Le clown Chocolat fils en représentation à Rennes

L’information aurait de quoi surprendre. Le 5 avril 1931, le quotidien rennais L’Ouest-Eclair annonce fièrement la prochaine représentation à Rennes du « populaire clown Chocolat », pourtant mort 14 ans plus tôt à Bordeaux. Loin d’être ressuscité, le Chocolat dont il est question se trouve être le fils adoptif de Raphaël Padilla1. Eugène Grimaldi découvre la piste aux côtés de son père en formant le duo « Tablette et Chocolat ». Mais en 1912, le service militaire d’Eugène interrompt brusquement sa carrière. Mobilisé en 1914, il n’aura plus l’occasion de se produire avec son père.

Le cirque Médrano à Paris. Carte postale. Collection particulière.

Au début des années 1920, Eugène décide de revenir sur la piste, reprenant alors le nom de scène de son père adoptif. Chez Médrano, Chocolat fils rencontre un certain succès avec son partenaire Porto. En 1926, il fait également une brève apparition dans les salles de cinéma en interprétant un rôle secondaire dans le film de Georges Lannes, L’orphelin du cirque, en 1926. Au début des années 1930, il se produit en province dans une opérette intitulée « L’amoureuse escapade ». C’est à cette occasion qu’il vient à Rennes lors des fêtes de Pâques. Parmi tous les acteurs de la troupe, c’est bien Chocolat qui occupe le haut de l’affiche, profitant certainement de la popularité de son nom. Il n’est d’ailleurs pas impossible que les responsables de la tournée profitent de la confusion entre le père et le fils pour tenter d’attiser l’envie des spectateurs.

La campagne publicitaire promet une « opérette hilarante en 3 actes que tout le monde peut voir et entendre »2. Mais, dès la première représentation, le public déchante. S’estimant littéralement berné – ou « chocolat » pour reprendre l’expression popularisée par le clown3 – un journaliste rennais témoigne de sa déception :

« Nous ne voudrions faire, aux directeurs de tournées, nulle peine, même passagère, mais franchement, l’amoureuse escapade n’est pas destinée, croyons-nous, à laisser, aux Rennais, le souvenir d’une exquise soirée.  […] A part quelques jeux de mots, il n’y fuse guère d’esprit et les situations, pour drolatiques qu’elles soient, ne réussissent pas à déchainer le rire. »4

Et le localier conclure son propos en jugeant la mise en scène de Deauville comme d’une « honnête médiocrité qui s’étend à tous ses détails, jusqu’au décor de la mer indigo ». A ses yeux, seul Chocolat trouve grâce. Le duo qu’il forme avec l’auguste Totor constitue le seul moment durant lequel l’opérette « fût vraiment très drôle ».

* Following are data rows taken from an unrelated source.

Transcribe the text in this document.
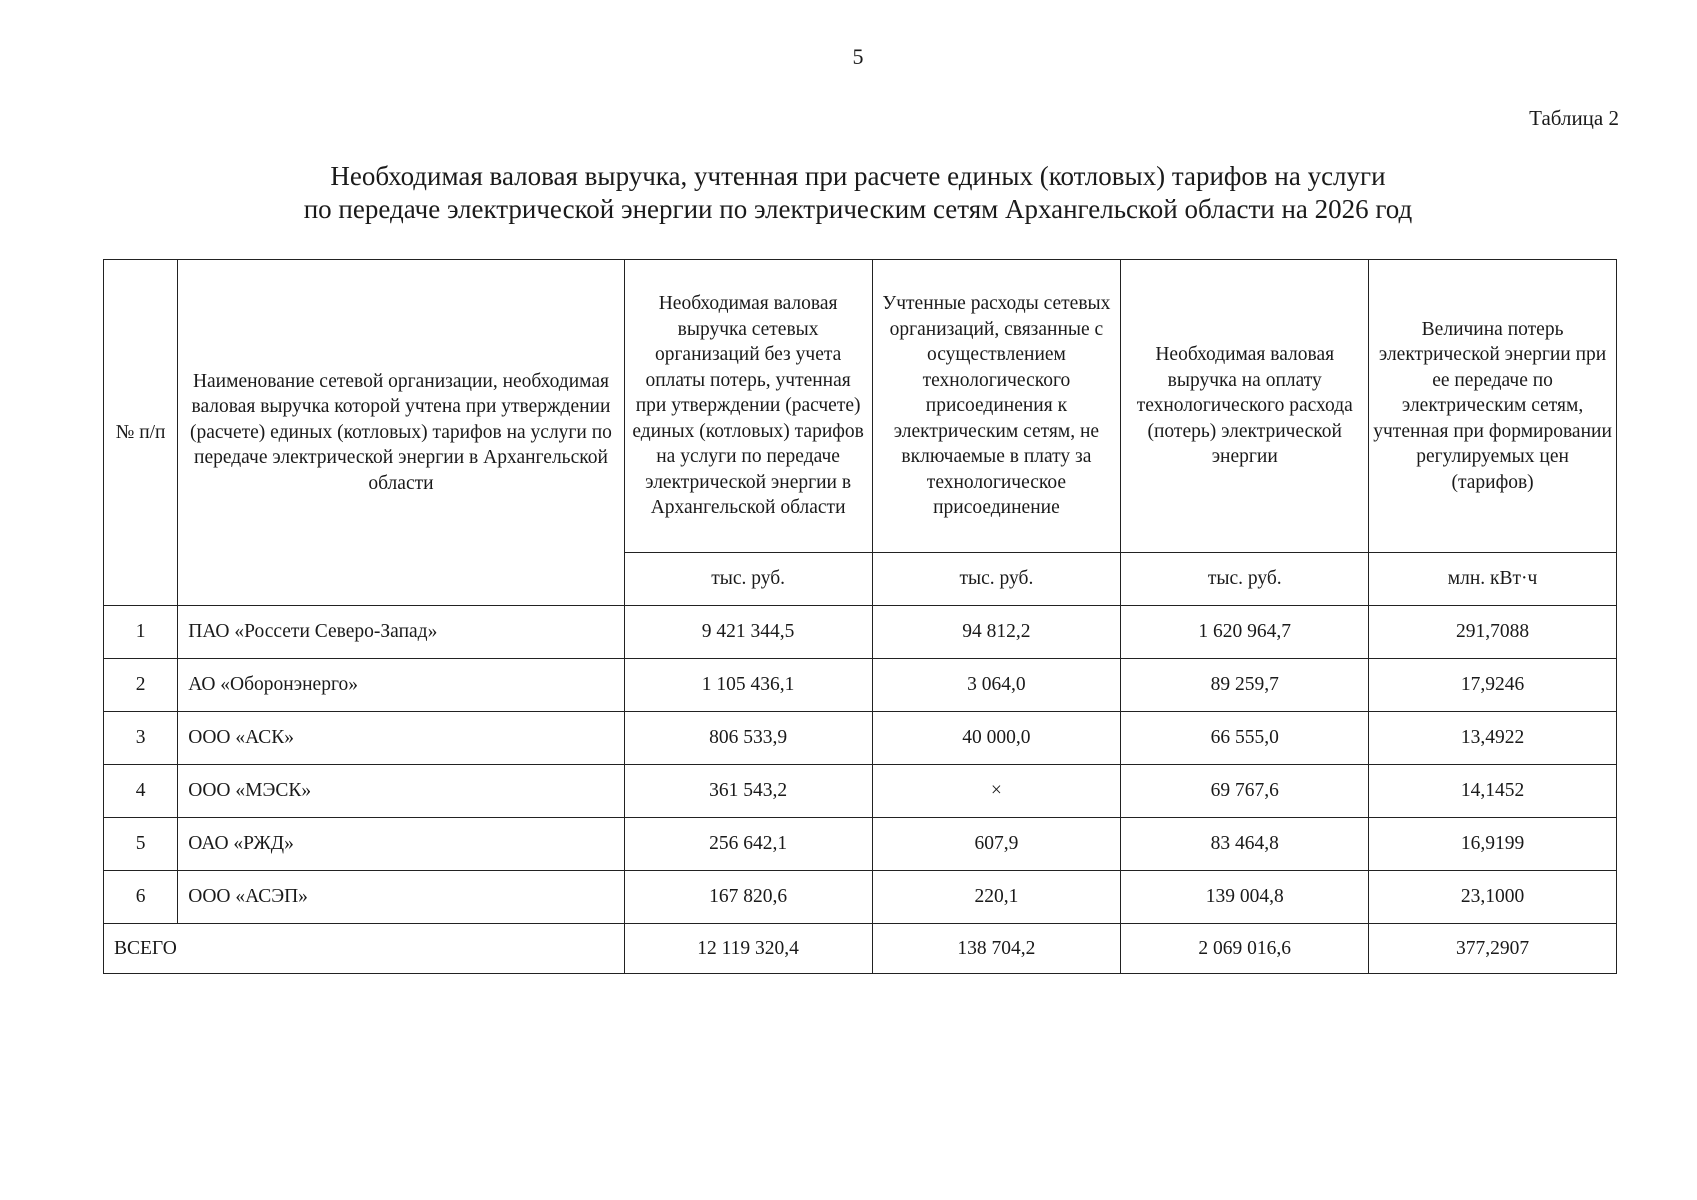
5
Таблица 2
Необходимая валовая выручка, учтенная при расчете единых (котловых) тарифов на услуги
по передаче электрической энергии по электрическим сетям Архангельской области на 2026 год
№ п/п	Наименование сетевой организации, необходимая валовая выручка которой учтена при утверждении (расчете) единых (котловых) тарифов на услуги по передаче электрической энергии в Архангельской области	Необходимая валовая выручка сетевых организаций без учета оплаты потерь, учтенная при утверждении (расчете) единых (котловых) тарифов на услуги по передаче электрической энергии в Архангельской области	Учтенные расходы сетевых организаций, связанные с осуществлением технологического присоединения к электрическим сетям, не включаемые в плату за технологическое присоединение	Необходимая валовая выручка на оплату технологического расхода (потерь) электрической энергии	Величина потерь электрической энергии при ее передаче по электрическим сетям, учтенная при формировании регулируемых цен (тарифов)
		тыс. руб.	тыс. руб.	тыс. руб.	млн. кВт·ч
1	ПАО «Россети Северо-Запад»	9 421 344,5	94 812,2	1 620 964,7	291,7088
2	АО «Оборонэнерго»	1 105 436,1	3 064,0	89 259,7	17,9246
3	ООО «АСК»	806 533,9	40 000,0	66 555,0	13,4922
4	ООО «МЭСК»	361 543,2	×	69 767,6	14,1452
5	ОАО «РЖД»	256 642,1	607,9	83 464,8	16,9199
6	ООО «АСЭП»	167 820,6	220,1	139 004,8	23,1000
ВСЕГО		12 119 320,4	138 704,2	2 069 016,6	377,2907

Carte postale. Collection particulière.

En dehors de sa venue à Rennes, Chocolat fils est assez peu médiatisé en Bretagne. Il faut attendre 1934 pour que son nom soit mentionné dans une brève annonçant son décès. Ce dernier est alors présenté comme « un excellent clown plein de verve » 5. En lui consacrant quelques lignes, le quotidien breton rend un hommage plus important que celui qui avait été accordé à son père, mort dans un relatif anonymat en 1917 alors que la guerre mobilisait les esprits et réduisait le nombre de pages des journaux... Mais, le nom de Chocolat est plus attaché à la personnalité du père que du fils Ainsi, la rédaction estime nécessaire de rappeler que ce Chocolat « était le fils du célèbre Chocolat, partenaire de Footit ». A aucun instant le journal ne précise l’identité d’Eugène Grimaldi. Comme Raphaël Padilla, il meurt « sans nom ».

Yves-Marie EVANNO

 

 

1 NOIRIEL, Gérard, Chocolat. La véritable histoire d'un homme sans nom, Paris, Bayard, 2016.

2 « Théâtre municipal de Rennes », L’Ouest Eclair, 4 avril 1931, p. 6.

3 L’expression « Je suis chocolat » était très populaire au début du XXe siècle. Elle désigne quelqu’un qui s’est fait berner.

4 « L’Amoureuse escapade », L’Ouest-Eclair, 5 avril 1931, p. 7.

5 « Chocolat II est mort », L’Ouest-Eclair, 14 septembre 1934, p. 3.